Vergütung von Rechtsanwälten im sozialgerichtlichen Verfahren; Entstehung der Verfahrensgebühr auch bei Auslösung einer Termins-
und Einigungsgebühr
Gründe:
I. Die Beteiligten streiten um die Höhe der Verfahrensgebühr, die dem Beschwerdeführer nach Beiordnung im Rahmen der Prozesskostenhilfebewilligung
aus der Staatskasse zusteht.
Der Beschwerdeführer erhob für seine Mandantin am 08.08.2008 Klage zum Sozialgericht Bayreuth gegen Bescheide der Arbeitsagentur
Stadt A-Stadt mit dem Ziel der Nichtanrechnung von Unterhaltsleistungen auf den Bedarf der Kinder und der Gewährung von höheren
Kosten der Unterkunft (S 4 AS 998/08) und legte zugleich die am 30.06.2008 unterzeichnete Prozessvollmacht der Klägerin vor.
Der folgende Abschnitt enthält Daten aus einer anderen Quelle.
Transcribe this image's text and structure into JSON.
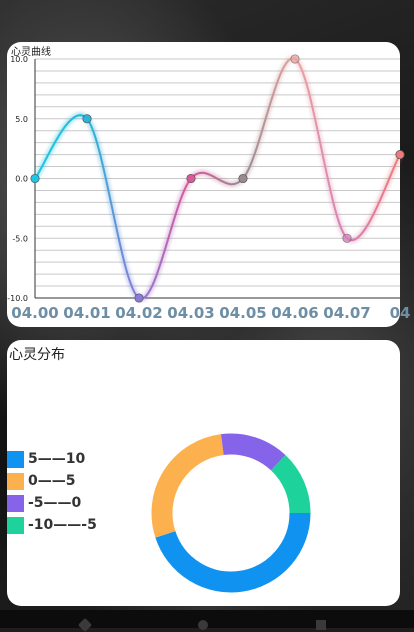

Am 05.09.2008 begründete er die Klage
und stellte Antrag auf Bewilligung von Prozesskostenhilfe und Beiordnung. Am 18.09.2008 reichte er die Erklärung über die
persönlichen und wirtschaftlichen Verhältnisse ein, am 18.03.2009 legte er unaufgefordert eine aktualisierte Erklärung über
die persönlichen und wirtschaftlichen Verhältnisse vor. Nach Terminierung eines Erörterungstermins für den 30.06.2009 forderte
das Gericht mit Schreiben vom 25.05.2009 und 12.06.2009 ergänzende Unterlagen zu den wirtschaftlichen Verhältnissen des Ehemanns
an, die am 29.06.2009 bei Gericht eingingen. Im Termin am 30.06.2009 wurde der Klägerin Prozesskostenhilfe ohne Ratenzahlung
unter Beiordnung des Beschwerdeführers bewilligt und das Klageverfahren nach 60minütiger Verhandlung durch Vergleich beendet.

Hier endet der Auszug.